For many years, I've been very aware of the anniversary of starting this journal on LJ, which has been a large and largely amazing part of my life. In several of them, it was possible, even easy, to speed up/slow down an entry here and there so that the anniversary entries were also numerically significant. This one
from two years ago, for instance, was the 2900th; the '07 anniversary
was the 1440th (gross!); and, the year before that
, I hit 1000 on the button.
Yesterday, the eight anniversary of beginning, I was stuck on 3,978, and it was so short of a meaningful mark that I didn't even bother posting anything.
I've been worried about this blog (in, now, its double life on both LJ and DW to flummox the spammers and DDOSers) getting too tired, too same-old, too kvetchy.
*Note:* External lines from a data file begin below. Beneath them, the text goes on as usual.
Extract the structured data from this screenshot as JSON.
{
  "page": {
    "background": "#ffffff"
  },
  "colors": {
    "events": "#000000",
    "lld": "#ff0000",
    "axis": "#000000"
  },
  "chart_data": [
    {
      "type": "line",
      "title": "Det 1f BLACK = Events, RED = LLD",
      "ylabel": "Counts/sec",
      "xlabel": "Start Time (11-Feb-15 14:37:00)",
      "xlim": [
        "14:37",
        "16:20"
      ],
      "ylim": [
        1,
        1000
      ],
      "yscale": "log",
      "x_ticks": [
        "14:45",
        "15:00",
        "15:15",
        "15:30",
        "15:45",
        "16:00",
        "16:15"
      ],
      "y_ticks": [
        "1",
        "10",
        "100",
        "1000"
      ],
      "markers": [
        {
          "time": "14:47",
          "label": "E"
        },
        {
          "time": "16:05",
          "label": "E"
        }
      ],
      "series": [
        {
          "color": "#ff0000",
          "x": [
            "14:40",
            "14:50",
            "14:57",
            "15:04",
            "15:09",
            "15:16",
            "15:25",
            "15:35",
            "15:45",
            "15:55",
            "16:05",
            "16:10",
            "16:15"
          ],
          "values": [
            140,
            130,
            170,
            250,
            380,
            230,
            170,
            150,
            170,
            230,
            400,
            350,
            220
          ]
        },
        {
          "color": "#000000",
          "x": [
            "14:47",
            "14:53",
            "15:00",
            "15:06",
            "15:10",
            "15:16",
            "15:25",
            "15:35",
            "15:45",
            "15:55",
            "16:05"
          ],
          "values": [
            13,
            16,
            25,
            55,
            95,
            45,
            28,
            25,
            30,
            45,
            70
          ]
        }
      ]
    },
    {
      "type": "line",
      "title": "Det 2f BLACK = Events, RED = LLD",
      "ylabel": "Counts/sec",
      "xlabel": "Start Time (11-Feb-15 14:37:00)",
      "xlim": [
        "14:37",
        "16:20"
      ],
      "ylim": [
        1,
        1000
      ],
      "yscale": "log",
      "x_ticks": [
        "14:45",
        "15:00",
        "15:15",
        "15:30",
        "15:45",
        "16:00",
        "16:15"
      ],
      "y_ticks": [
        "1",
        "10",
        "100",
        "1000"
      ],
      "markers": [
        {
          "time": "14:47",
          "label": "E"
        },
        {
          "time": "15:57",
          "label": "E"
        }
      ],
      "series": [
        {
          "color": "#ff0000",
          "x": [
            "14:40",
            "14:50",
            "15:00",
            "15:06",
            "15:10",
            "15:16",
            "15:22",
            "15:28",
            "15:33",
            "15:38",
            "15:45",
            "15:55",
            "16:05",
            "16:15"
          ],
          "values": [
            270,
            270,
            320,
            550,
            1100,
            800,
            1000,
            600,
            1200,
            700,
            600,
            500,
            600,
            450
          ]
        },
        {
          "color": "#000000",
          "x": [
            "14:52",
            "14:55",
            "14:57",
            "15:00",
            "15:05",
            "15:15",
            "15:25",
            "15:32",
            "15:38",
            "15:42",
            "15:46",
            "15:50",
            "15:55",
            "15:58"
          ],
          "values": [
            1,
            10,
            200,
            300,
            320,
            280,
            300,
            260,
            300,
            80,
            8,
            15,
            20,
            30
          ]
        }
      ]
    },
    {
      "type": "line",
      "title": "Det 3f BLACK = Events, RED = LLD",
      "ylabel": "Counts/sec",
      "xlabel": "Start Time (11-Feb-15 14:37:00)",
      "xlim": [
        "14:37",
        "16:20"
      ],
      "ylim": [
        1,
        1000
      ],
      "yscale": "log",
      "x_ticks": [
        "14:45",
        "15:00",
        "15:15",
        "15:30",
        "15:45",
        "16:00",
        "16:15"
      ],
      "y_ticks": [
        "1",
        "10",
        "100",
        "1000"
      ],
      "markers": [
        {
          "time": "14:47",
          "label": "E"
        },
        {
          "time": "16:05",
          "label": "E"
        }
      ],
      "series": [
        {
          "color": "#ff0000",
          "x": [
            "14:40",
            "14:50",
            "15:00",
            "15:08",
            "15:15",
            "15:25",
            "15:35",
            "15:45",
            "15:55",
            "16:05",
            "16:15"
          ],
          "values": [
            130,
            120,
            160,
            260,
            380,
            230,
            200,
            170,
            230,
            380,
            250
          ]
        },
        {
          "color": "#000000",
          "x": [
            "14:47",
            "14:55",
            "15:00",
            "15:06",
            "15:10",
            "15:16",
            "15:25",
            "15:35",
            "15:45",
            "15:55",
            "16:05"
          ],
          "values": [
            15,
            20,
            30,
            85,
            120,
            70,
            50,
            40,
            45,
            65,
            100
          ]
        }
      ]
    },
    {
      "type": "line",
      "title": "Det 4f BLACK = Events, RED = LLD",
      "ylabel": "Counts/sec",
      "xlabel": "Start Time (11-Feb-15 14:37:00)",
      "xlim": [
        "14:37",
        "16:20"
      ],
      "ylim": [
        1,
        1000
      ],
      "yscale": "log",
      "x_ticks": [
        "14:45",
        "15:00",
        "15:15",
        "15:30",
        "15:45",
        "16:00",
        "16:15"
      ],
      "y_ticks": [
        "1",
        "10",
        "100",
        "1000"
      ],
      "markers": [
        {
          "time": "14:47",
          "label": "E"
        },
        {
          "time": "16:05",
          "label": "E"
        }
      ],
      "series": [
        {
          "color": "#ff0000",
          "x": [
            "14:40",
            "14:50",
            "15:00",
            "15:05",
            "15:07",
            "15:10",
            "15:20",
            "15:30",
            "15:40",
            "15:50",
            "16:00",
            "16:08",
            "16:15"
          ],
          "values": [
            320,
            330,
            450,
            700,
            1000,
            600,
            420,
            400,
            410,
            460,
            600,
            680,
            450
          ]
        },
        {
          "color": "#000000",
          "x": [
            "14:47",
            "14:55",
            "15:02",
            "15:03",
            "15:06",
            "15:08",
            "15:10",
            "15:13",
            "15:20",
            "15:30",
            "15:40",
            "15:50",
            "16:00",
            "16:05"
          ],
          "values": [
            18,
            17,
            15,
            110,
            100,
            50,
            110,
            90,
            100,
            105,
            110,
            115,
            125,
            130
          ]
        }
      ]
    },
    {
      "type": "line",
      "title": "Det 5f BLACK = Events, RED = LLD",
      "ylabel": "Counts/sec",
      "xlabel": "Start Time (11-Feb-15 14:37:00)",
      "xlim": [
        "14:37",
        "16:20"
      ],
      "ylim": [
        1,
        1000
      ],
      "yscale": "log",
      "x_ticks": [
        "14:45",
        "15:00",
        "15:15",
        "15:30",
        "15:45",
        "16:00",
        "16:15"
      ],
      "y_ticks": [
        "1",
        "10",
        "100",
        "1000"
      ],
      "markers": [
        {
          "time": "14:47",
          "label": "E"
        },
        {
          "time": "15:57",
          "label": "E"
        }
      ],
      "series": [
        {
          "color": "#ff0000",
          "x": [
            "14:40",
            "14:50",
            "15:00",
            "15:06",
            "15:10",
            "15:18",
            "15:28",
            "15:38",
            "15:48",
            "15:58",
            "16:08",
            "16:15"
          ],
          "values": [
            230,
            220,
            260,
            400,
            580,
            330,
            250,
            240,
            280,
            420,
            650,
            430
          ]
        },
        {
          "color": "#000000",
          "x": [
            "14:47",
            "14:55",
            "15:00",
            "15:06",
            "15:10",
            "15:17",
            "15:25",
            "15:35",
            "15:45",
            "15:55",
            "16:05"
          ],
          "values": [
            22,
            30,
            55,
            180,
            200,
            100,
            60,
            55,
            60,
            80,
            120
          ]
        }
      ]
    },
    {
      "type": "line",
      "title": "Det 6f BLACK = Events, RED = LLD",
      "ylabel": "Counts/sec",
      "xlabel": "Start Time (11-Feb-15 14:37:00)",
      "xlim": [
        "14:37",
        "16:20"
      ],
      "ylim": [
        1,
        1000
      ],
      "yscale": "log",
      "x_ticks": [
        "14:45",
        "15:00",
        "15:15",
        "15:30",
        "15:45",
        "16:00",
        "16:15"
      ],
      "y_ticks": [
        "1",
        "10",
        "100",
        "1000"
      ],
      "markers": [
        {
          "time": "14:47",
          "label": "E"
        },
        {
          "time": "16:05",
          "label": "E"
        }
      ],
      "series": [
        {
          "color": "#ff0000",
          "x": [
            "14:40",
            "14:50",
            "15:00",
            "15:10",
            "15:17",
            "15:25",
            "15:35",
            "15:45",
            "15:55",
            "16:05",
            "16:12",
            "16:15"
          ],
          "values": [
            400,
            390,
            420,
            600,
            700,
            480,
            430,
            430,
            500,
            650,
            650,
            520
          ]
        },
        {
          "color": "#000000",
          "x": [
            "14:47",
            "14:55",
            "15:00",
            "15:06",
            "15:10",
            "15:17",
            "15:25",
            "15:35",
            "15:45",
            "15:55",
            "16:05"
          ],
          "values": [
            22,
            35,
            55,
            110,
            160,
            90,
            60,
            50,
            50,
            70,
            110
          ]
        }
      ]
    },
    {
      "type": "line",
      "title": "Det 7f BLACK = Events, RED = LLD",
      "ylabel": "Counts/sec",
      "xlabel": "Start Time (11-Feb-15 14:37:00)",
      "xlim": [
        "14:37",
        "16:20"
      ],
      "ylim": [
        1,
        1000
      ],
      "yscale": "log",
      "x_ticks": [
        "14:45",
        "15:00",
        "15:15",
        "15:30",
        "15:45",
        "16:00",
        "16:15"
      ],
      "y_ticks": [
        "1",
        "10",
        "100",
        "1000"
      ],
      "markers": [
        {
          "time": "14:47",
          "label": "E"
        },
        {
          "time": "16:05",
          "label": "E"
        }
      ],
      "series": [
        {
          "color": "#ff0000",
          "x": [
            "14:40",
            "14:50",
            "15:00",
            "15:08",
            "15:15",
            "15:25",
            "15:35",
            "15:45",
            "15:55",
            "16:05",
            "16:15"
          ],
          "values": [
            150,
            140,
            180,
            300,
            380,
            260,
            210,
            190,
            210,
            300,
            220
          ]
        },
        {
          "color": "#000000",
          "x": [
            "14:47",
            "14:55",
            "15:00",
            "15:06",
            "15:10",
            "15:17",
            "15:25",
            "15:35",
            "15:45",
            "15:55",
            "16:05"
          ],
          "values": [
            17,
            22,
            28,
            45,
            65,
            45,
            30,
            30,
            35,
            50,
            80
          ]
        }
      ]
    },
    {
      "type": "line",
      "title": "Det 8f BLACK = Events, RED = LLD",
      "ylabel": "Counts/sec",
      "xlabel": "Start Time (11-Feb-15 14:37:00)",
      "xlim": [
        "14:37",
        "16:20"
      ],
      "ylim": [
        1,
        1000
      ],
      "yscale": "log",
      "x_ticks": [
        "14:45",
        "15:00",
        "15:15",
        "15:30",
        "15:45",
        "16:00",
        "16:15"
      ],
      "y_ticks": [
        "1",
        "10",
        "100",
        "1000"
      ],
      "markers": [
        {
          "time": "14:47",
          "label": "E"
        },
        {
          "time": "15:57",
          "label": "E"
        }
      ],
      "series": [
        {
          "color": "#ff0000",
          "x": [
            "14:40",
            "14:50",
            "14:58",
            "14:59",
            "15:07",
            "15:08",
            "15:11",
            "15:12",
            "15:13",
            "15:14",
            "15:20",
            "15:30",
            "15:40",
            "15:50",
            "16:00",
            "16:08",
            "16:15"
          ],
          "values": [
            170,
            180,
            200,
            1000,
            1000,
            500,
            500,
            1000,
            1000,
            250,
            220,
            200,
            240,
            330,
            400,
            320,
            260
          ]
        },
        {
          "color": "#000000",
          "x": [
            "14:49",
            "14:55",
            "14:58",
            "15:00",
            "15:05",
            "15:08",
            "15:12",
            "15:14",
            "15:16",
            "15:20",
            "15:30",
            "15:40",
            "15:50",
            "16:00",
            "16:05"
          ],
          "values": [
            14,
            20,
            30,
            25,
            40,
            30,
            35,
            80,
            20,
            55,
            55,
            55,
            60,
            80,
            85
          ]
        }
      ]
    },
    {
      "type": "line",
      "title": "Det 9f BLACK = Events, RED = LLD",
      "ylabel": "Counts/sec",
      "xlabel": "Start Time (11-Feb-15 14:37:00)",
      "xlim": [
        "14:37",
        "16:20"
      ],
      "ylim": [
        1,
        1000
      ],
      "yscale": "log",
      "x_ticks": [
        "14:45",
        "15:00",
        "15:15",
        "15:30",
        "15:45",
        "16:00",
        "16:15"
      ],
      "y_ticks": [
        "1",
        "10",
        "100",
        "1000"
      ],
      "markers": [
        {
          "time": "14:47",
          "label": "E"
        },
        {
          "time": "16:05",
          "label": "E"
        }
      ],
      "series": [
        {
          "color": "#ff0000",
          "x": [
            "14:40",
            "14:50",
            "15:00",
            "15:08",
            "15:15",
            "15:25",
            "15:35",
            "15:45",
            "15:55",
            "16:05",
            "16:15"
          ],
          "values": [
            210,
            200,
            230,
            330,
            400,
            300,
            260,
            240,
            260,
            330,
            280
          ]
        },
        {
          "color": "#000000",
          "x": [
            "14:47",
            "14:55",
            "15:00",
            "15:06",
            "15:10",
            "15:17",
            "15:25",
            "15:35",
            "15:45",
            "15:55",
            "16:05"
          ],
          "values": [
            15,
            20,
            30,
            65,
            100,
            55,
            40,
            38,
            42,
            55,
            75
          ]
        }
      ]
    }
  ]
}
If I'd taken the time to write about anything yesterday, it would have been more blah blah Emily's back to the dentist blah blah
and I couldn't subject me, much less you, to much more of that. Comments here are way down, and I sense a growing sense of ennui getting into a lot of the journals and journalists here.
It won't be easy for me to just shut up. Hell, I've got my next entry already in my head, and it's a beaut. But your comments (whether here, there or anywhere) and friendships will always matter to me, no matter what does, or doesn't, show up on these electronic pages.
We're facing a near-certain reality that Eleanor's laptop content will not be recoverable, and, while we managed to store and save her collection of pictures that was on it, a lot of other content- recipes, spreadsheets, contacts- is likely to have just gone poof. She will start over, as I have more than a few times over the years, and while we'll miss what was lost, I have no doubt that she will do a good job of moving on from it. I hope that will never happen with these words, and even if it does, I will do all in my heart and power to maintain the friendships that began here and that now, and always will, transcend this place.
So happy anniversary to me. And thanks and love to all of you.